Salona geçerken koridorun köşesinde biriken tozlar ilişti gözüme. Toz toparlağını görünce O geldi gözümün önüne, apansız, düşünmeden. Onları RedKid'in kurtardığı, sokakları boşaltılmış, kötülerin ele geçirdiği kasabalarda uçuşan toparlaklara benzetirdi, i'm a poor lonesome cowboy... Kaç haftadır süpürmemiştim ben buraları? Gittiğinden beri kaç zaman geçmişti?

Küllük, boş sigara paketleri, dibinin rengi değişmiş kahve bardakları ve kasesinden taşmış erik çekirdeklerinden oturacak bir yer açtım koltukta. İzmaritlere baktım, epey arttırmışım galiba bu aralar . Pijamam üzerimde olsa kesin yine ağlamıştım. Giysilerimin en temiz, en ütülüsüyle koltukların en pisine oturdum. Ayaklarımı sehpaya uzatırken buna çok kızacak olan annemi düşündüm. Bu saatte beni böyle görse evhamlanır, kapının eşiğinden bakar, vah ne olmuş benim kızıma diye sessiz sedasız dövünür, sabah da ilk iş hacı-hoca bulmaya koyulurdu.

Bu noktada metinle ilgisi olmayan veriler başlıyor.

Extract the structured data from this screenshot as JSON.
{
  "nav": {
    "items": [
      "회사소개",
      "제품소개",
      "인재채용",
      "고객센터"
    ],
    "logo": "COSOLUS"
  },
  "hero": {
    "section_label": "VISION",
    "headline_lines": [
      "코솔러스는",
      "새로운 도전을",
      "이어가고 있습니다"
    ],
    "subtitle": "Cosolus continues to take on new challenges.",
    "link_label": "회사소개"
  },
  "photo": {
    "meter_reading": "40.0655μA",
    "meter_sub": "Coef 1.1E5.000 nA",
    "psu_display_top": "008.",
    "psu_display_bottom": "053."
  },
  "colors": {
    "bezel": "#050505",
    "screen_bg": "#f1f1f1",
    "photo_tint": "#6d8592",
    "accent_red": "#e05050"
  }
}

Kara deliklerden birine denk gelmiş gibiydim, zaman yoktu, ben de bir fotoğraf karesiydim sanki, kendimi seyrediyordum. Derken muhtemelen tuzla buz olan bir vazodan gelen gürültü yırttı attı o fotoğrafı.

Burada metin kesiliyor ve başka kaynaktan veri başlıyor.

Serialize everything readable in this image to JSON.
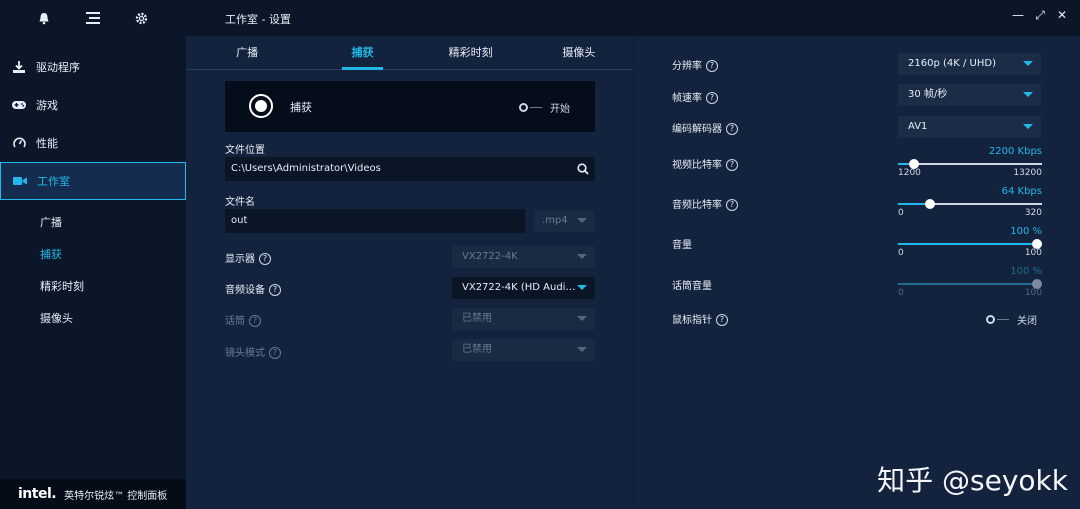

"Allah belanı versin senin!" , "Ne istiyorsun ne?", "Rahat mı batıyor, anlamıyorum seni.", derken bir vazo daha ve arayı açmadan yeniden "Sen yaşadığının bile farkında değilsin!", "Cevap ver be adam, bir şey söyle!"

Adamın sesini hiç duymadım. Kapı çarptı. Merdivenlerde gittiğine hem pişman hem değil bir çift ayak sesi. Apartman kapısının kapanma sesiyse epey geç duyuldu. Çağırsa dönecek gibi miydi?

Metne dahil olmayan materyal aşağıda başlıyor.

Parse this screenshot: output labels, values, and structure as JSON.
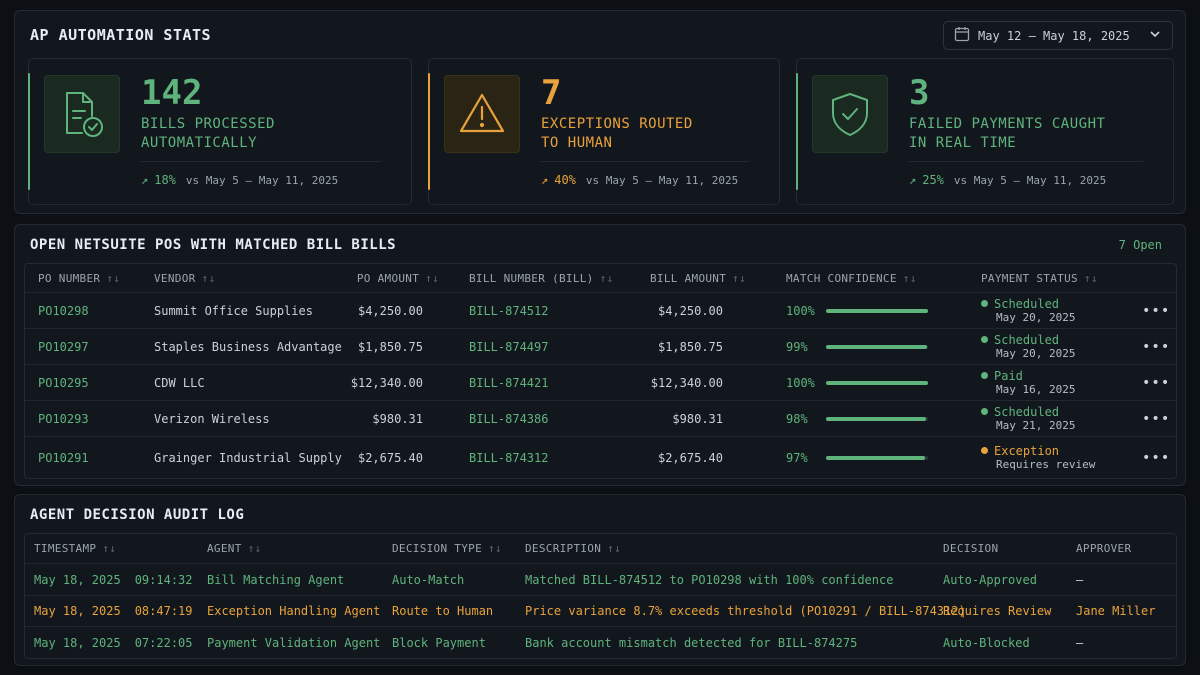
{
  "stats": {
    "title": "AP AUTOMATION STATS",
    "date_range": "May 12 – May 18, 2025",
    "cards": [
      {
        "value": "142",
        "label_line1": "BILLS PROCESSED",
        "label_line2": "AUTOMATICALLY",
        "change": "18%",
        "vs": "vs May 5 – May 11, 2025",
        "color": "#5fb37c",
        "icon": "document-check-icon"
      },
      {
        "value": "7",
        "label_line1": "EXCEPTIONS ROUTED",
        "label_line2": "TO HUMAN",
        "change": "40%",
        "vs": "vs May 5 – May 11, 2025",
        "color": "#e9a23b",
        "icon": "warning-triangle-icon"
      },
      {
        "value": "3",
        "label_line1": "FAILED PAYMENTS CAUGHT",
        "label_line2": "IN REAL TIME",
        "change": "25%",
        "vs": "vs May 5 – May 11, 2025",
        "color": "#5fb37c",
        "icon": "shield-check-icon"
      }
    ]
  },
  "pos": {
    "title": "OPEN NETSUITE POS WITH MATCHED BILL BILLS",
    "open_count": "7 Open",
    "columns": [
      "PO NUMBER",
      "VENDOR",
      "PO AMOUNT",
      "BILL NUMBER (BILL)",
      "BILL AMOUNT",
      "MATCH CONFIDENCE",
      "PAYMENT STATUS"
    ],
    "rows": [
      {
        "po": "PO10298",
        "vendor": "Summit Office Supplies",
        "po_amount": "$4,250.00",
        "bill": "BILL-874512",
        "bill_amount": "$4,250.00",
        "confidence": "100%",
        "confidence_value": 100,
        "status": "Scheduled",
        "status_detail": "May 20, 2025",
        "status_color": "#5fb37c"
      },
      {
        "po": "PO10297",
        "vendor": "Staples Business Advantage",
        "po_amount": "$1,850.75",
        "bill": "BILL-874497",
        "bill_amount": "$1,850.75",
        "confidence": "99%",
        "confidence_value": 99,
        "status": "Scheduled",
        "status_detail": "May 20, 2025",
        "status_color": "#5fb37c"
      },
      {
        "po": "PO10295",
        "vendor": "CDW LLC",
        "po_amount": "$12,340.00",
        "bill": "BILL-874421",
        "bill_amount": "$12,340.00",
        "confidence": "100%",
        "confidence_value": 100,
        "status": "Paid",
        "status_detail": "May 16, 2025",
        "status_color": "#5fb37c"
      },
      {
        "po": "PO10293",
        "vendor": "Verizon Wireless",
        "po_amount": "$980.31",
        "bill": "BILL-874386",
        "bill_amount": "$980.31",
        "confidence": "98%",
        "confidence_value": 98,
        "status": "Scheduled",
        "status_detail": "May 21, 2025",
        "status_color": "#5fb37c"
      },
      {
        "po": "PO10291",
        "vendor": "Grainger Industrial Supply",
        "po_amount": "$2,675.40",
        "bill": "BILL-874312",
        "bill_amount": "$2,675.40",
        "confidence": "97%",
        "confidence_value": 97,
        "status": "Exception",
        "status_detail": "Requires review",
        "status_color": "#e9a23b"
      }
    ]
  },
  "audit": {
    "title": "AGENT DECISION AUDIT LOG",
    "columns": [
      "TIMESTAMP",
      "AGENT",
      "DECISION TYPE",
      "DESCRIPTION",
      "DECISION",
      "APPROVER"
    ],
    "rows": [
      {
        "date": "May 18, 2025",
        "time": "09:14:32",
        "agent": "Bill Matching Agent",
        "type": "Auto-Match",
        "description": "Matched BILL-874512 to PO10298 with 100% confidence",
        "decision": "Auto-Approved",
        "approver": "—",
        "tone": "green"
      },
      {
        "date": "May 18, 2025",
        "time": "08:47:19",
        "agent": "Exception Handling Agent",
        "type": "Route to Human",
        "description": "Price variance 8.7% exceeds threshold (PO10291 / BILL-874312)",
        "decision": "Requires Review",
        "approver": "Jane Miller",
        "tone": "amber"
      },
      {
        "date": "May 18, 2025",
        "time": "07:22:05",
        "agent": "Payment Validation Agent",
        "type": "Block Payment",
        "description": "Bank account mismatch detected for BILL-874275",
        "decision": "Auto-Blocked",
        "approver": "—",
        "tone": "green"
      }
    ]
  }
}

O vazoyu hatırladım, yeşildi, içinde nergis kokusu. Pencereyi açmaya kalktım. Kalktığım yere terimin izi çıkmış, bakınca yokluğumu gördüm. İzim vardı işte. Balkona çıkan duvarla tavanın arasında kalan kenar su almış, onun da izi vardı. Yaz bitmeden yönetici yaptırsa şu çatıyı. Balkona çıktım. Üst kattan hıçkırık sesleri geliyordu. Nasıl ağladığına bakmak istedim görünmeden. Balkon demirlerinin üzerinden uzanıp kafamı yukarı kaldırdım. Tabi ya, en üst kattaydım, çatının kiremitleri üst üste, kırık dökük, darmadağın. Böyle mi gitmişti?